RéAPPROPRIATION de l'ESPACE
On mure des espaces vides ! D'un côté il y a des tas de personnes qui veulent survivre ou vivre mieux, créer ou agir, et pour qui l'espace est ultra-précieux, des tas d'assos qui languissent sur la liste d'attente de la Maison des Associations, des tas d'artistes sans atelier, de groupes sans local de répète, de troupes sans planches. De l'autre, il y a des tas d'espaces, abandonnés, évidés, barricadés, qui pourrissent lentement derrière les bas-côtés. Le pire, c'est que leur vacuité est soigneusement entretenue et protégée ! Afin de satisfaire les logiques pas franchement humaines du marché (spéculation, lointains projets pharaoniques...) ou des grosses machines étatiques (hésitations, lenteurs de l'administration...). Donc voilà, le paradoxe est trop gros pour que l'on ait des scrupules à contrarier ces logiques et à leur préférer des maisons pleines de gens, de projets et d'étincelles.
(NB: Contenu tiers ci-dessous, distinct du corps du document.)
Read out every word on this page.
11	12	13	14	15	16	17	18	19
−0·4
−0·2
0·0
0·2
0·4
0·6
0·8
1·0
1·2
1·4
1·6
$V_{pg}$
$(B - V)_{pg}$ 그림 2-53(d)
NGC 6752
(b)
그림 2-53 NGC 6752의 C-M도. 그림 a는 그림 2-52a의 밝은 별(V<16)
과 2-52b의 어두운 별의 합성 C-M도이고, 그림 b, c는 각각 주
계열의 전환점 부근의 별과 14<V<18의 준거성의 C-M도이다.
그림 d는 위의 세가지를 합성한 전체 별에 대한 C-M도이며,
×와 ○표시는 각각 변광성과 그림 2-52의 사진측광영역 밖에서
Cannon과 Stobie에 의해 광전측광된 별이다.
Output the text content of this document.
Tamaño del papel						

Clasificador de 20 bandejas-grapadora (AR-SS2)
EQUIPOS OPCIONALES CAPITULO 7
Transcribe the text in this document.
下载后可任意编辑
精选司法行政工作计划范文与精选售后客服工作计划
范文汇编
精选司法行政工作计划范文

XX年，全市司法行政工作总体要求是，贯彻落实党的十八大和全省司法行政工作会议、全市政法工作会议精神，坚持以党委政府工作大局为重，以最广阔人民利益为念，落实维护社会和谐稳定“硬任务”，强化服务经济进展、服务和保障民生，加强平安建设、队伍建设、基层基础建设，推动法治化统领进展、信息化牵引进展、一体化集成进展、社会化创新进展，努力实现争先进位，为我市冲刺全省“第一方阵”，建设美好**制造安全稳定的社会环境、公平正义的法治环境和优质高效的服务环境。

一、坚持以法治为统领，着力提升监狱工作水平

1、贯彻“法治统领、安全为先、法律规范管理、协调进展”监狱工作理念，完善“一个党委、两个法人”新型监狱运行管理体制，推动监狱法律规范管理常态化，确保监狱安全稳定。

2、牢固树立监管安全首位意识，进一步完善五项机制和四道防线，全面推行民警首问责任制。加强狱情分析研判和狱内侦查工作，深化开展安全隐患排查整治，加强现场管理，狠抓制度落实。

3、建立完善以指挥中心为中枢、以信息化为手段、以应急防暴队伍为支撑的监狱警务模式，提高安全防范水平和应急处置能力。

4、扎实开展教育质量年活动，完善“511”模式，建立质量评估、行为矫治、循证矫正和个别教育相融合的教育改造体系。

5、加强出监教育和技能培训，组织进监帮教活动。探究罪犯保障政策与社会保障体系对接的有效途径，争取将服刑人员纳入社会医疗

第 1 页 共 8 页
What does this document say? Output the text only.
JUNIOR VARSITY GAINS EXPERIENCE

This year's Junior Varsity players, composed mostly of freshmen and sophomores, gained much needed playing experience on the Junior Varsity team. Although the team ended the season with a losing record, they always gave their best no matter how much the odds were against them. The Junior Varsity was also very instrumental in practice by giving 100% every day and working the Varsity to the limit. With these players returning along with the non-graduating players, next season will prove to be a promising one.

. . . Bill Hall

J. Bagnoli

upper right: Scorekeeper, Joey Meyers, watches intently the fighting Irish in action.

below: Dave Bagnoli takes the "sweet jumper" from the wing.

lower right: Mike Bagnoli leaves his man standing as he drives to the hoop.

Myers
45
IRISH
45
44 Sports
L'espace, mort ou vif ? Il y a des béances au milieu des villes... Des arpents silencieux, endormis ou défunts, des cadavres. Des mètres et des mètres carrés que les décideurs économiques ou politiques ont laissés de côté. Nous-nous glissons dans ces vides intermédiaires, interstitiels, nous les animons tant qu'ils ne sont pas réintégrés dans les rouages de notre société, et tant que nous ne trouverons pas notre zone d'autonomie permanente. Nous maintenons en vie à la fois des envies, des canevas, des idées, et des espaces. Nous permettons à nos voisin-e-s d'ouvrir leurs volets non plus sur des friches, mais sur des visages, des voix et des couleurs.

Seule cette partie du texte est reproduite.